Executive Summary

The proliferation of weapons of mass destruction in the Middle East poses the greatest threat to world peace since the end of World War II.

Four distinct types of weapons are involved: chemical, biological, and nuclear weapons, and long-range delivery vectors such as ballistic missiles or Iraq’s “super-gun.”

Four Middle Eastern nations have spent large sums of money to acquire these weapons and technologies: Iraq, Libya, Syria, and Iran.

Except for Iran, all are still in a state of war with Israel. While none of these four is yet believed to have acquired nuclear weapons, Iraq. Syria and Libya have extensive arsenals of chemical weapons, and at least two – Iraq and Libya – have used them in combat.
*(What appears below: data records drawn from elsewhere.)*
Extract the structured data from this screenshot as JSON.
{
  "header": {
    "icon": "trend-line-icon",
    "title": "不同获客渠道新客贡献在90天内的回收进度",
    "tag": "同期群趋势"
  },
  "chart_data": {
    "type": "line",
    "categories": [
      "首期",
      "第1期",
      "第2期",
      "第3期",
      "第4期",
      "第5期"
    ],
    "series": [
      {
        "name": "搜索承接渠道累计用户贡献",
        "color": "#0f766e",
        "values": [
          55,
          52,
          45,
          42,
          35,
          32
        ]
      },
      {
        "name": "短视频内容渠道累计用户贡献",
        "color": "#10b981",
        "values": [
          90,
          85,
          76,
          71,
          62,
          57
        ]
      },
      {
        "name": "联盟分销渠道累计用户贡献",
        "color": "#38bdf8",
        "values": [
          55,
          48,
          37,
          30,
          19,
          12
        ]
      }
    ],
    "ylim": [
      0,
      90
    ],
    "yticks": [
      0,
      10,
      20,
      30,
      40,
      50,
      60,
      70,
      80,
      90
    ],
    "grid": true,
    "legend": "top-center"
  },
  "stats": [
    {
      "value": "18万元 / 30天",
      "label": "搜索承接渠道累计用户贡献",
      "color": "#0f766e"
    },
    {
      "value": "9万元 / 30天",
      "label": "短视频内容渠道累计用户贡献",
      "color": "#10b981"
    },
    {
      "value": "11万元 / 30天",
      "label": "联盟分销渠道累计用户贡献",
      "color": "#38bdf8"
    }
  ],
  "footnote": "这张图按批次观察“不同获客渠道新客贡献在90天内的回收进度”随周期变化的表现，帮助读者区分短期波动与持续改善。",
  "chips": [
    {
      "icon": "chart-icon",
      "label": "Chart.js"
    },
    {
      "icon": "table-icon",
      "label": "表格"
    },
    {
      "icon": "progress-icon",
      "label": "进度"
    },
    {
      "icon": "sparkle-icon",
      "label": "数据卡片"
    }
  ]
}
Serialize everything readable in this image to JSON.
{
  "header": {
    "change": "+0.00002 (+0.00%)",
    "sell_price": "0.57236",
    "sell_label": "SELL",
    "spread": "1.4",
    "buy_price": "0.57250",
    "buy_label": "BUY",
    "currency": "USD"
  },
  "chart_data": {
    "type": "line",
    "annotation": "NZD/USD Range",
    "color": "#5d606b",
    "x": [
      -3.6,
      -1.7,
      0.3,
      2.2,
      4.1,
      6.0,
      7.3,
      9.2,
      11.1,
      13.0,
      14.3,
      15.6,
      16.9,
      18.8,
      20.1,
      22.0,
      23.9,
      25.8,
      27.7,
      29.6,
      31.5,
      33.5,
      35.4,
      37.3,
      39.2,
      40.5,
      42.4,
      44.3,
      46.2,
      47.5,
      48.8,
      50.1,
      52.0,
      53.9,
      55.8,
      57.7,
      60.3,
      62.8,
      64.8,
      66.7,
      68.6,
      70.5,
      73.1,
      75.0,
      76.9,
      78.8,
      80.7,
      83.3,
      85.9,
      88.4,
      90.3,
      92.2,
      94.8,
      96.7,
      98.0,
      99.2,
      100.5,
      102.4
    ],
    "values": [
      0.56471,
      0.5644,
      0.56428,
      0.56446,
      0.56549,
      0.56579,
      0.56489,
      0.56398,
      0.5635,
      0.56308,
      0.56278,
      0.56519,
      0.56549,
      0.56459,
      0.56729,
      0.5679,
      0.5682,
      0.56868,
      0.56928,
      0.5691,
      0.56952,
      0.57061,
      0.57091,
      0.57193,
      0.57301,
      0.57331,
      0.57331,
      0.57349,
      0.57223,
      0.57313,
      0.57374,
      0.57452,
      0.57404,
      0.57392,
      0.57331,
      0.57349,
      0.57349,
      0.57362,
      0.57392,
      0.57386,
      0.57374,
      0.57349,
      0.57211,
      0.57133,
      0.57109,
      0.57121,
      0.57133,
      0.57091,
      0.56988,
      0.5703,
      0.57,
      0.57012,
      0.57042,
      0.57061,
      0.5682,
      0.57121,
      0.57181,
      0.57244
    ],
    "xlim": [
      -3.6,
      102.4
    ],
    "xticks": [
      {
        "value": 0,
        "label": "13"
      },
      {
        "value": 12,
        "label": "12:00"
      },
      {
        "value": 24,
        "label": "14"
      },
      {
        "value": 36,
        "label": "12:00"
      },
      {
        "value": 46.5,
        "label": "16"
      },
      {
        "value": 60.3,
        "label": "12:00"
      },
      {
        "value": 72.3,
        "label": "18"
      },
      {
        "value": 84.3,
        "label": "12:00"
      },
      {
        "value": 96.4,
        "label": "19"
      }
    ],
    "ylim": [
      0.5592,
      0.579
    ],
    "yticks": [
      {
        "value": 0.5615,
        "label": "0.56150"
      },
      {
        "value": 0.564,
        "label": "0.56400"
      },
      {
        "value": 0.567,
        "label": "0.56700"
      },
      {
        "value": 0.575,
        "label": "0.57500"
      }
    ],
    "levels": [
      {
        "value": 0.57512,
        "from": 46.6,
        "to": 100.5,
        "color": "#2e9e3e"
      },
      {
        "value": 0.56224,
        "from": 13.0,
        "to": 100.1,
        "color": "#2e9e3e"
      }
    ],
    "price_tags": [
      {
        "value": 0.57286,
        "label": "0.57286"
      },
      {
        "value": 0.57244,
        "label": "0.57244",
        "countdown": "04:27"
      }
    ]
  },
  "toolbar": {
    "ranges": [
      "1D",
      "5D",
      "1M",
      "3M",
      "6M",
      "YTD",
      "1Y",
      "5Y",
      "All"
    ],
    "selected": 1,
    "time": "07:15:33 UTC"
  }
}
In a speech broadcast by Iraqi television on April 2, 1990, Iraqi President Saddam Hussein threatened to “burn half of Israel” in the event of an Israeli attack on Iraq. Later, Iraq’s Ambassador to the United Nations, Abdul-Amir al Anbari, extended the definition of an Israeli attack to include an attack by US. warplanes, since their pilots were really Jews in disguise “who have been issued American passports and whose planes have received American markings… (BBC World Service, August 8, 1990). By Iraqi accounts these threats, if carried out, would involve a massive launch of haqi-made ballistic missiles loaded with poison gas against Israel’s densely-populated coastal plain. The death toll from such an attack could reach into the hundreds of thousands.